Somit ist ein Äther notwendig zum Zweck der Übertragung dessen, was Anziehungskraft zwischen einem Materieteil und dem anderen genannt wird und für den noch wichtigeren und universalen Zweck, Strahlungswellen zwischen einem Teil der Materie und einem anderen zu übertragen, wie klein und entfernt sie auch sein mögen. ...

Die Eigenschaften des Äthers können wahrscheinlich nicht in Begriffen von Materie ausgedrückt werden; aber da wir keinen besseren Anhaltspunkt haben, müssen wir auf dem Weg der Analogie vorgehen, und wir mögen apologetisch von der Elastizität und dichte des Äthers sprechen, wie er Dinge darstellt, die, wenn es Materie wäre, mit solchen Namen bezeichnet werden würden. Was diese Begriffe wirklich ausdrücken, haben wir noch nicht ergründet, wenn aber atomische Materie eine Struktur des Äthers ist, was heute als sehr wahrscheinlich angesehen wird, haben wir allen Grund dafür, zu sagen, dass der Äther in einem gewissen Sinn viel dichter als irgendeine bekannte materielle Struktur sein muss. ...

Materie ist daher vergleichsweise eine leichte Struktur, die in einem sehr substantiellen Träger existiert. ...» (Encyclopaedia Britannica, 13. Ausgabe, Abschnitt: Äther).

Diese Ansichten werden von anderen Wissenschaftlern weiter ausgeführt.
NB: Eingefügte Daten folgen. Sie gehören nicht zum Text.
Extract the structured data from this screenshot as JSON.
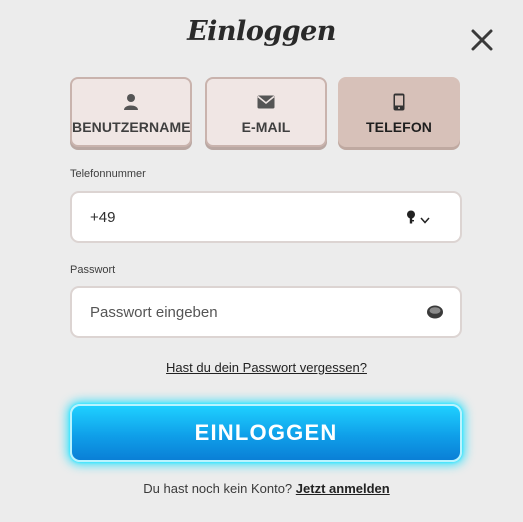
{
  "modal": {
    "title": "Einloggen",
    "close_icon": "close-icon"
  },
  "tabs": [
    {
      "label": "BENUTZERNAME",
      "icon": "user-icon",
      "active": false
    },
    {
      "label": "E-MAIL",
      "icon": "envelope-icon",
      "active": false
    },
    {
      "label": "TELEFON",
      "icon": "mobile-phone-icon",
      "active": true
    }
  ],
  "phone": {
    "label": "Telefonnummer",
    "value": "+49",
    "country_icon": "country-flag-icon",
    "dropdown_icon": "chevron-down-icon"
  },
  "password": {
    "label": "Passwort",
    "placeholder": "Passwort eingeben",
    "toggle_icon": "eye-icon"
  },
  "forgot_link": "Hast du dein Passwort vergessen?",
  "login_button": "EINLOGGEN",
  "signup": {
    "text": "Du hast noch kein Konto?",
    "link": "Jetzt anmelden"
  },
  "colors": {
    "background": "#ececec",
    "tab_active": "#d7c1b9",
    "tab_inactive": "#f0e6e4",
    "button_primary": "#0f9fe9",
    "button_glow": "#00dcff"
  }
}
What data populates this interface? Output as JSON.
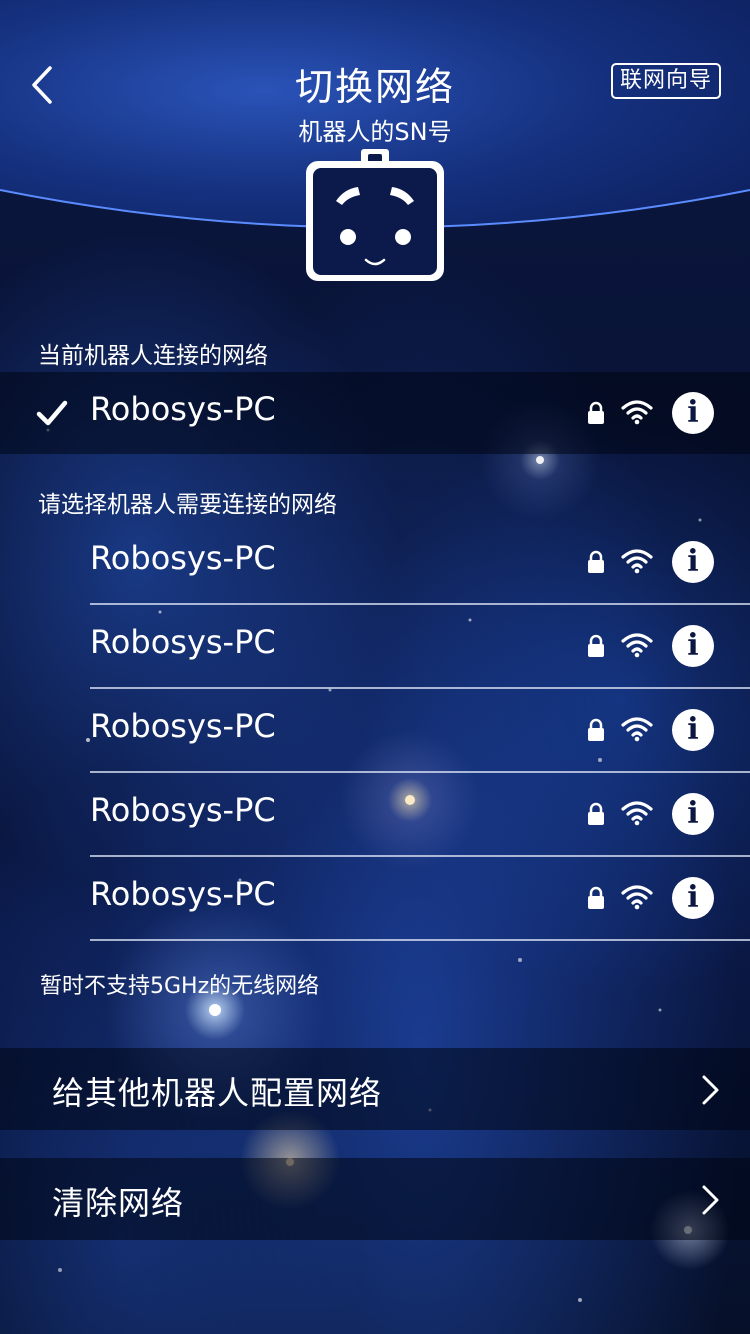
{
  "header": {
    "title": "切换网络",
    "subtitle": "机器人的SN号",
    "guide_label": "联网向导"
  },
  "current_section": {
    "label": "当前机器人连接的网络",
    "network": {
      "ssid": "Robosys-PC",
      "secured": true,
      "connected": true
    }
  },
  "available_section": {
    "label": "请选择机器人需要连接的网络",
    "networks": [
      {
        "ssid": "Robosys-PC",
        "secured": true
      },
      {
        "ssid": "Robosys-PC",
        "secured": true
      },
      {
        "ssid": "Robosys-PC",
        "secured": true
      },
      {
        "ssid": "Robosys-PC",
        "secured": true
      },
      {
        "ssid": "Robosys-PC",
        "secured": true
      }
    ]
  },
  "note": "暂时不支持5GHz的无线网络",
  "actions": [
    {
      "label": "给其他机器人配置网络"
    },
    {
      "label": "清除网络"
    }
  ],
  "icons": {
    "back": "chevron-left-icon",
    "check": "checkmark-icon",
    "lock": "lock-icon",
    "wifi": "wifi-icon",
    "info": "info-icon",
    "chevron": "chevron-right-icon",
    "avatar": "robot-face-icon"
  },
  "colors": {
    "accent_curve": "#5b8cff",
    "background": "#0b1740",
    "text": "#ffffff"
  }
}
Wie Burtt zitiert, schrieb Henry More, der Platoforscher aus Cambridge, im 17. Jahrhundert:

«Wie wäre es möglich, frage ich, selbst wenn es eines Philosophen unwürdig ist, einen Philosophen zu befragen, wenn es in der Natur nicht eine immaterielle Substanz gäbe, die, während sie einen Körper mit allen Qualitäten des Körpers beeindrucken kann oder wenigstens [62] mit den meisten von ihnen, wie Bewegung, Gestalt, Lage von Bestandteilen etc. ... und weiterhin imstande sein würde, da es fast sicher ist, dass diese Substanz Körper versetzt und aufhält, dasjenige hinzuzufügen, was eine solche Bewegung mit sich bringt, nämlich zu vereinen, teilen, zerstreuen, verbinden, kleine Teilchen zu bilden, den Formen Befehle zu erteilen, diejenigen, die dazu geneigt sind in kreisförmige Bewegung zu setzen oder sie auf irgendeine Weise zu bewegen, ihre kreisförmige Bewegung anzuhalten und ähnliche weitere Dinge mit ihnen zu tun, die notwendig sind, um deren Prinzipien entsprechend, Licht, Farbe und die anderen Gegenstände der Sinne hervorzurufen. ... Schliesslich, da immaterielle Substanz die wunderbare Fähigkeit hat, Materie in Zusammenhang zu bringen oder zu zerstreuen, sie zu kombinieren, zu teilen, auszustossen und gleichzeitig Kontrolle über sie aufrecht zu erhalten, durch blosse Anwendung ihrer selbst, ohne Bande, ohne Haken, ohne Projektionen oder andere Instrumente; scheint es nicht wahrscheinlich, dass sie wieder in sich selbst eintreten kann, da keine Undurchdringlichkeit besteht, dies zu vereiteln, und sich wieder auszudehnen und dergleichen.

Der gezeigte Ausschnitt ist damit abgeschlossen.